Nene Macdonald’s PNG pledge as NRL dream edges closer

NENE Macdonald has declared he will do everything he can to support Papua New Guinea’s bid to get a team in the NRL, including signing up to play for his birth country in their maiden campaign.

Calls for the NRL to expand into Port Moresby are growing louder by the year, given the island nation’s love of rugby league and ability to produce athletes.

Australian coach and league legend Mal Meninga has led the charge, while other figures such as Matty Johns and James Graham have backed PNG entering the world’s best competition.

Laurie Daley declared it should happen by 2020, after watching the Kumuls wallop Wales in the opening round of the World Cup.

“Put them straight in (the NRL). In 2020 put PNG straight into the competition,” Daley said.

Their claims were also strengthened by the PNG Hunters winning the Queensland Cup for the first time last year, just four years after entering the competition.

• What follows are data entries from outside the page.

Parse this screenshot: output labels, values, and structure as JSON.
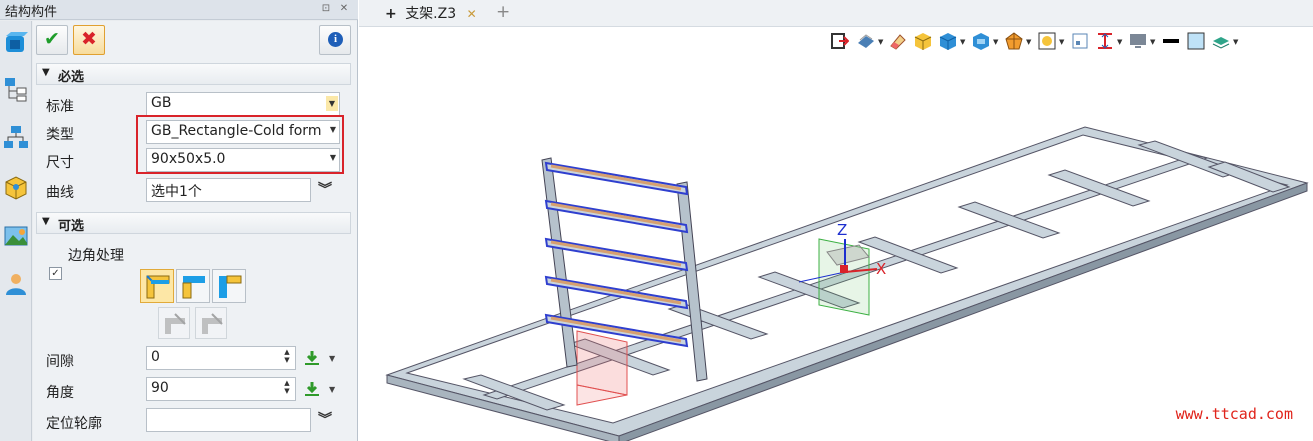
{
  "panel": {
    "title": "结构构件",
    "pin_glyph": "⊡",
    "close_glyph": "✕"
  },
  "buttons": {
    "ok": "✔",
    "cancel": "✖",
    "info": "i"
  },
  "required": {
    "header": "必选",
    "rows": [
      {
        "label": "标准",
        "value": "GB"
      },
      {
        "label": "类型",
        "value": "GB_Rectangle-Cold form"
      },
      {
        "label": "尺寸",
        "value": "90x50x5.0"
      },
      {
        "label": "曲线",
        "value": "选中1个"
      }
    ]
  },
  "optional": {
    "header": "可选",
    "corner_label": "边角处理",
    "corner_checked": true,
    "gap_label": "间隙",
    "gap_value": "0",
    "angle_label": "角度",
    "angle_value": "90",
    "profile_label": "定位轮廓",
    "profile_value": ""
  },
  "document": {
    "tab_title": "支架.Z3",
    "tab_plus": "+",
    "tab_close": "✕",
    "new_tab": "+"
  },
  "viewport": {
    "axis_x": "X",
    "axis_z": "Z",
    "watermark": "www.ttcad.com"
  },
  "colors": {
    "highlight": "#d9232a",
    "frame": "#c9d4dc",
    "rail": "#2f3fcf",
    "accent_rail": "#d7a070",
    "watermark": "#e0241b"
  },
  "icons": [
    "cube-icon",
    "tree-icon",
    "hierarchy-icon",
    "part-icon",
    "image-icon",
    "user-icon",
    "view-orient-icon",
    "eraser-icon",
    "shade-icon",
    "box-icon",
    "render-icon",
    "section-icon",
    "zoom-fit-icon",
    "frame-icon",
    "dimension-icon",
    "display-icon",
    "line-color-icon",
    "fill-color-icon",
    "layer-icon"
  ]
}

And now Macdonald — contracted to St George Illawarra for another two seasons — has become the first current NRL player to declare his interest in representing PNG if and when they enter the Australian-based league.

“A few of the boys who have played NRL would love to go back. Especially myself, I would love to play for them,” Macdonald told

“I love playing for the Dragons, but I will be very supportive of (PNG). It would be massive for PNG.

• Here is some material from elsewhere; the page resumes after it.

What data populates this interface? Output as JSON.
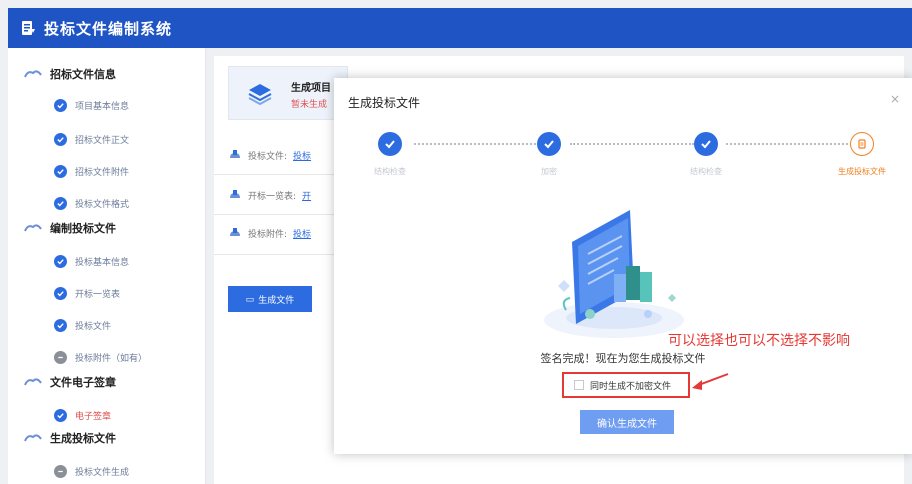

“They would bring a lot of crowd to their NRL games, and a lot of (TV) viewers too because the whole country will be behind every game they play.

“I would love to. Obviously it’s my country of birth and I’m always going to be supportive of them.

“If they had an NRL team I would love to play for them. At the moment my focus is here (at the Dragons).”

PNG co-hosted the World Cup and lit up the international stage with their performances on the field and their passion in the grandstand.

But while their Queensland Cup side is performing well and the love of rugby league can’t be questioned, Macdonald believes the country is still “five or six” years away from being able to enter the NRL.

He says Papua New Guinea must work on its junior pathways and strengthen the national competition before it can support a fully professional outfit.

Having grown up in Port Moresby, he knows first hand how much work needs to be done.

“I reckon they can do it but I don’t think they’ll be ready for another five or six years,” Macdonald said.

“They are pushing for it but personally I think they need to wait.

“I think the development at the moment, there’s so much potential there but they don’t have the development like here in the schools.

“There’s so many good players who played in our team last year but they’ve only played professionally for two years max, then they come and play the World Cup and they look out of place.

“The potential they have to bring players over here, there’s so many players, like Fiji. There’s so much talent around there and they love the game.”